Conflicts of Interest Risk.  Because the Adviser manages assets for other investment companies, pooled investment vehicles and/or other accounts (including institutional clients, pension plans and certain high net worth individuals), certain conflicts of interest are present. For instance, the Adviser receives fees from certain accounts that are higher than the fees received from the Fund, or receives a performance-based fee on certain accounts. In those instances, the Adviser has an incentive to favor the higher and/or performance-based fee accounts over the Fund. In addition, a conflict of interest exists to the extent the Adviser has proprietary investments in certain accounts or where the portfolio manager or other employees of the Adviser have personal investments in certain accounts. The Adviser has an incentive to favor these accounts over the Fund. Because the Adviser manages accounts that engage in short sales of (or otherwise take short positions in) securities or other instruments of the type in which the Fund invests, the Adviser could be seen as harming the performance of the Fund for the benefit of the accounts taking short positions, if such short positions cause the market value of the securities to fall.  The Adviser has adopted trade allocation and other policies and procedures that it believes are reasonably designed to address these and other conflicts of interest.
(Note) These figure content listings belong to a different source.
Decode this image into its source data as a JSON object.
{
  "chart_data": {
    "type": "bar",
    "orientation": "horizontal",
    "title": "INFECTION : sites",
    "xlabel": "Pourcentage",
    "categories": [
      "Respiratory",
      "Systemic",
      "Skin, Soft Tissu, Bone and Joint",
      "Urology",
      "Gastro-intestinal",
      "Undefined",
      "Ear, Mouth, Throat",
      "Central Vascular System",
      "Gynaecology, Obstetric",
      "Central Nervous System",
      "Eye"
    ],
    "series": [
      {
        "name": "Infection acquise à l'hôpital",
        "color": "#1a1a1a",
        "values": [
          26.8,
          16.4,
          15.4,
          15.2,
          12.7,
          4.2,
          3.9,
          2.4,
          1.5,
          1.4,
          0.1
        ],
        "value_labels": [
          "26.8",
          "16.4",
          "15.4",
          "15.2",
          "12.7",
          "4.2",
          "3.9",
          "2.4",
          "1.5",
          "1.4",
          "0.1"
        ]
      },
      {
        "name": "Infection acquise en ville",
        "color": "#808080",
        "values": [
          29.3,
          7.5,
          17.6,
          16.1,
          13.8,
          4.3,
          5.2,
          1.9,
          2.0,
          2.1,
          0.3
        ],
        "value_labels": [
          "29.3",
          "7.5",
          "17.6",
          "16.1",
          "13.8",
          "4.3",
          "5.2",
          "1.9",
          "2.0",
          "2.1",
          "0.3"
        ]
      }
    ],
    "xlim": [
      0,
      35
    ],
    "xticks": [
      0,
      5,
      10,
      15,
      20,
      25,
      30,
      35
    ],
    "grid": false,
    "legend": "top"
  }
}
These policies and procedures will have the effect of foreclosing certain investment opportunities for the Fund from time to time.


Conflicts of interest may arise where the Fund and other funds advised by the Adviser or its affiliates (“Avenue funds”) simultaneously hold securities representing different parts of the capital structure of a stressed or distressed issuer. In such circumstances, decisions made with respect to the securities held by one Avenue fund may cause (or have the potential to cause) harm to the different class of securities of the issuer held by other Avenue funds (including the Fund). For example, if such an issuer goes into bankruptcy or reorganization, becomes insolvent or otherwise experiences financial distress or is unable to meet its payment obligations or comply with covenants relating to credit obligations held by the Fund or by the other Avenue funds, such other Avenue funds may have an interest that conflicts with the interests of the Fund. If additional financing for such an issuer is necessary as a result of financial or other difficulties, it may not be in the best interests of the Fund to provide such additional financing, but if the other Avenue funds were to lose their respective investments as a result of such difficulties, the Adviser may have a conflict in recommending actions in the best interests of the Fund. In such situations, the Adviser will seek to act in the best interests of each of the Avenue funds (including the Fund) and will seek to resolve such conflicts in accordance with its compliance procedures.
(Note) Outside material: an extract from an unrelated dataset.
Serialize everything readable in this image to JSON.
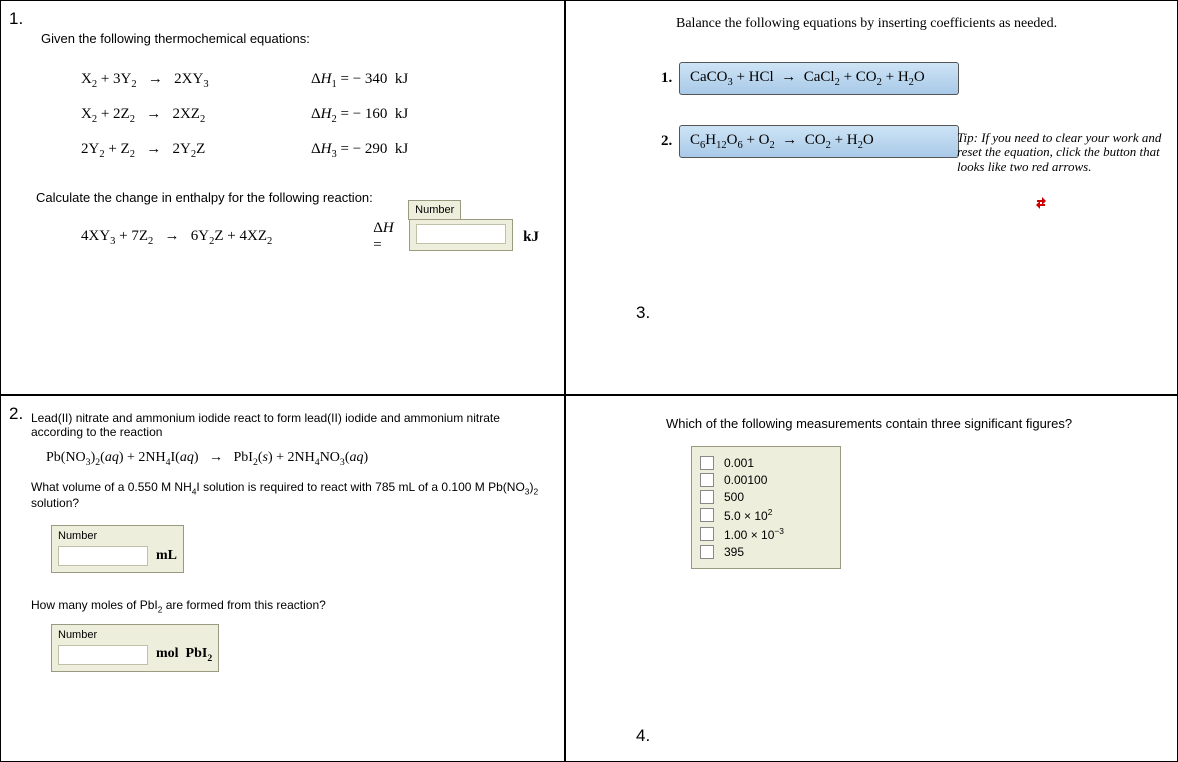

In addition, the Investment Company Act of 1940, as amended (the “1940 Act”) limits the Fund’s ability to enter into certain transactions with certain affiliates of the Adviser. As a result of these restrictions, the Fund may be prohibited from buying or selling any security directly from or to any portfolio company of a fund managed by the Adviser or one of its affiliates. Nonetheless, the Fund may under certain circumstances purchase any such portfolio company’s loans or securities in the secondary market, which could create a conflict for the Adviser between the interests of the Fund and the portfolio company, in that the ability of the Adviser to recommend actions in the best interest of the Fund might be impaired. The 1940 Act also prohibits certain “joint” transactions with certain of the Fund’s affiliates (which could include other Avenue funds), which could be deemed to include certain types of investments, or restructuring of investments, in the same portfolio company (whether at the same or different times). These limitations may limit the scope of investment opportunities that would otherwise be available to the Fund.  The Board of Trustees of the Fund (the “Board”) has approved various policies and procedures reasonably designed to monitor potential conflicts of interest.  The Board will review these policies and procedures and any conflicts that may arise.